Written by: Monika Mudranincová
Photo: tomáš kubeš
We remember one of the most exposed politicians of the ‘90s mainly as the culture minister and chairman of the parliament, whose credo is “be yourself and be responsible.” His dissatisfaction and frustration with the smugness of ODS, which culminated in 1996, led him to defect to the Freedom Union. But that was his political death, and he acknowledges that it was his greatest mistake. What did writer, playwright, and poet Milan Uhde learn from it?
“FORGETTING IT would be my first choice,” Uhde (69) now confides, explaining that he erroneously thought politics had to be corrected from without. So when he was disenchanted because ODS wasn’t keeping its promises to voters he chose a radical solution – defection to the newly forming rightwing party. “But in just three weeks I realized it was a mistake,” he says self-critically. His career had been meteoric prior to his cartwheel.
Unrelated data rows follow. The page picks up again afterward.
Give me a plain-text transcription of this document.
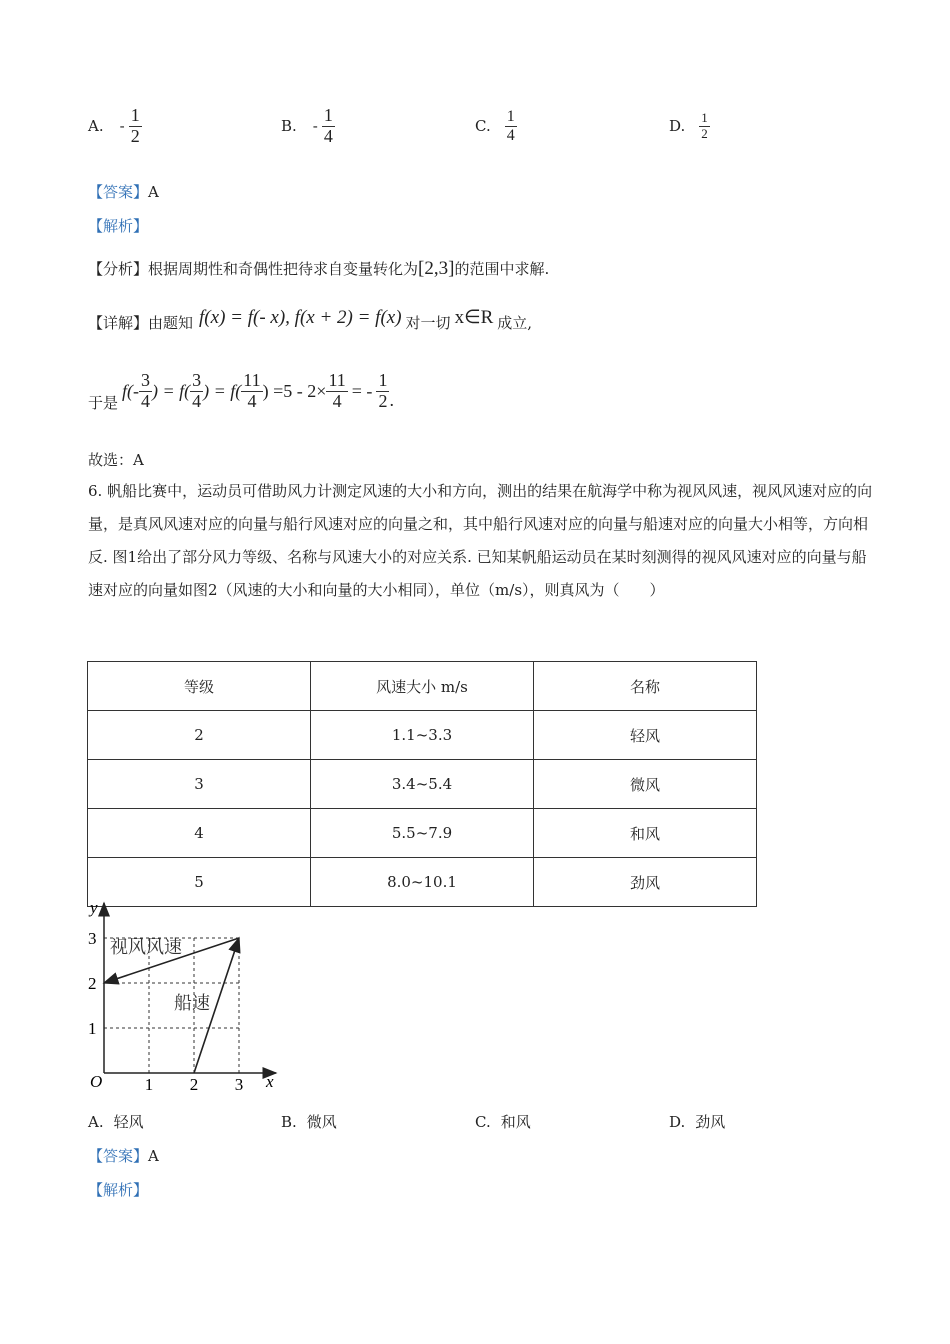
A. - $\frac{1}{2}$	B. - $\frac{1}{4}$	C. $\frac{1}{4}$	D. $\frac{1}{2}$
【答案】A
【解析】
【分析】根据周期性和奇偶性把待求自变量转化为[2,3]的范围中求解.
【详解】 由题知 f(x) = f(- x), f(x + 2) = f(x) 对一切 x∈R 成立,
于是
$f(- \frac{3}{4}$ ) = $f( \frac{3}{4}$ ) = $f( \frac{11}{4}$ ) $=5 - 2\times \frac{11}{4}$ = - $\frac{1}{2}$ .
故选：A
6. 帆船比赛中，运动员可借助风力计测定风速的大小和方向，测出的结果在航海学中称为视风风速，视风风速对应的向量，是真风风速对应的向量与船行风速对应的向量之和，其中船行风速对应的向量与船速对应的向量大小相等，方向相反. 图1给出了部分风力等级、名称与风速大小的对应关系. 已知某帆船运动员在某时刻测得的视风风速对应的向量与船速对应的向量如图2（风速的大小和向量的大小相同），单位（m/s），则真风为（　　）
等级	风速大小 m/s	名称
2	1.1~3.3	轻风
3	3.4~5.4	微风
4	5.5~7.9	和风
5	8.0~10.1	劲风
y
x
O 1 2 3
1
2
3 视风风速
船速
A. 轻风	B. 微风	C. 和风	D. 劲风
【答案】A
【解析】
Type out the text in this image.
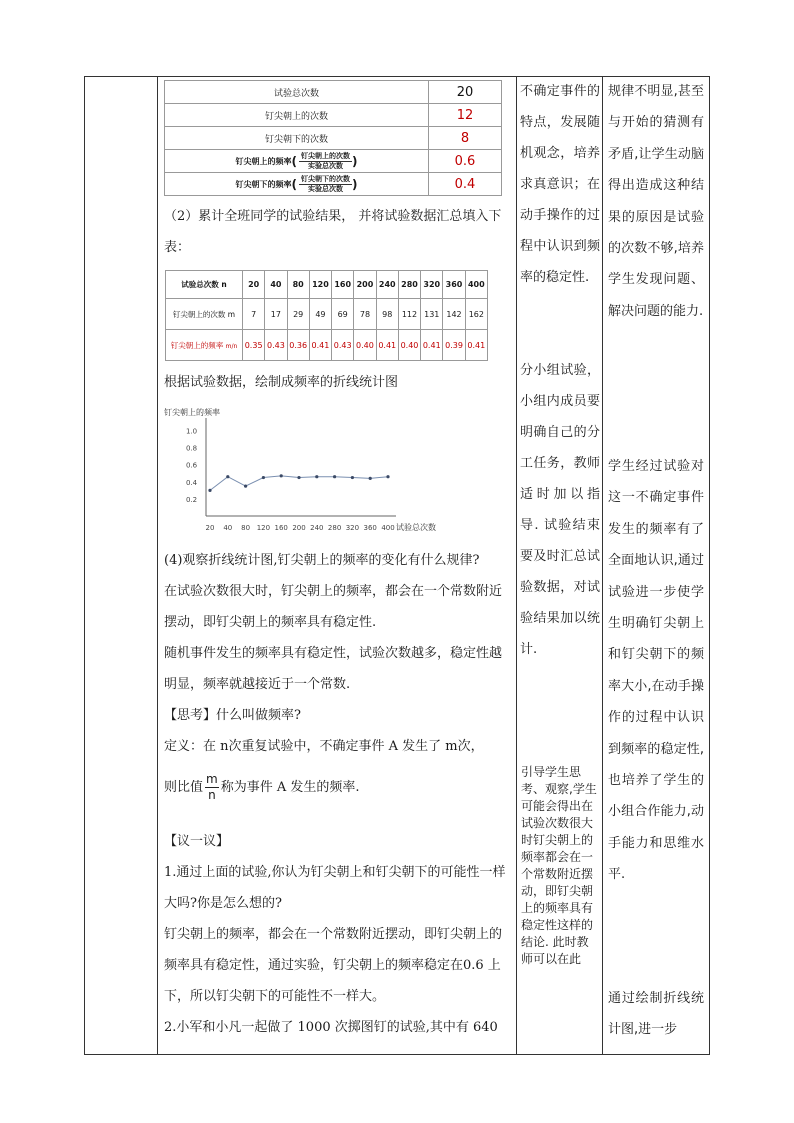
试验总次数	20
钉尖朝上的次数	12
钉尖朝下的次数	8
钉尖朝上的频率( $\frac{\text{钉尖朝上的次数}}{\text{实验总次数}}$ )	0.6
钉尖朝下的频率( $\frac{\text{钉尖朝下的次数}}{\text{实验总次数}}$ )	0.4
（2）累计全班同学的试验结果， 并将试验数据汇总填入下表：
试验总次数 n	20	40	80	120	160	200	240	280	320	360	400
钉尖朝上的次数 m	7	17	29	49	69	78	98	112	131	142	162
钉尖朝上的频率 m/n	0.35	0.43	0.36	0.41	0.43	0.40	0.41	0.40	0.41	0.39	0.41
根据试验数据，绘制成频率的折线统计图
钉尖朝上的频率
试验总次数
0.2
0.4
0.6
0.8
1.0
20 40 80 120 160 200 240 280 320 360 400
(4)观察折线统计图,钉尖朝上的频率的变化有什么规律?
在试验次数很大时，钉尖朝上的频率，都会在一个常数附近摆动，即钉尖朝上的频率具有稳定性.
随机事件发生的频率具有稳定性，试验次数越多，稳定性越明显，频率就越接近于一个常数.
【思考】什么叫做频率?
定义：在 n次重复试验中，不确定事件 A 发生了 m次，
则比值 $\frac{m}{n}$ 称为事件 A 发生的频率.
【议一议】
1.通过上面的试验,你认为钉尖朝上和钉尖朝下的可能性一样大吗?你是怎么想的?
钉尖朝上的频率，都会在一个常数附近摆动，即钉尖朝上的频率具有稳定性，通过实验，钉尖朝上的频率稳定在0.6 上下，所以钉尖朝下的可能性不一样大。
2.小军和小凡一起做了 1000 次掷图钉的试验,其中有 640
不确定事件的特点，发展随机观念，培养求真意识；在动手操作的过程中认识到频率的稳定性.
分小组试验，小组内成员要明确自己的分工任务，教师适时加以指导. 试验结束要及时汇总试验数据，对试验结果加以统计.
引导学生思考、观察,学生可能会得出在试验次数很大时钉尖朝上的频率都会在一个常数附近摆动，即钉尖朝上的频率具有稳定性这样的结论. 此时教师可以在此
规律不明显,甚至与开始的猜测有矛盾,让学生动脑得出造成这种结果的原因是试验的次数不够,培养学生发现问题、解决问题的能力.
学生经过试验对这一不确定事件发生的频率有了全面地认识,通过试验进一步使学生明确钉尖朝上和钉尖朝下的频率大小,在动手操作的过程中认识到频率的稳定性,也培养了学生的小组合作能力,动手能力和思维水平.
通过绘制折线统计图,进一步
After signing Charter 77, in 1990 this writer and playwright, whose works were banned by the communists for 20 years, became the culture minister and later the chairman of the Czech Republic parliament (1992- 1996). He was happiest as culture minister, where his main task was to bring culture into the privatization sphere, which was very unpopular with artists who didn’t understand why the state shouldn’t continue subsidizing culture. Today he recalls with a smile how thousands of librarians signed petitions calling for his recall.
What has life without politics brought him? “A new beginning,” says a smiling Uhde, who in June 1998 returned to Brno and resumed his work. Uhde wrote several plays, and the musical Nana, which he co-wrote with Miloš Štědroň is currently showing at the Brno Musical Theater. He is completing a book, My Anthology, about major Czech writers, while teaching creative writing at the Literature Academy in Prague. And as vice chair of the Czech Radio Council, he’s trying to ensure that public radio presents itself seriously and doesn’t slide into commercialism. He shuttles between Brno and Prague once a week, which gives him a chance to attend all the premieres and exhibitions and visit his son Michal, an entrepreneur living in Prague. His wife, Jitka Uhdeová, is the executive and director of Atlantis publishing house, where his daughter Jana also works.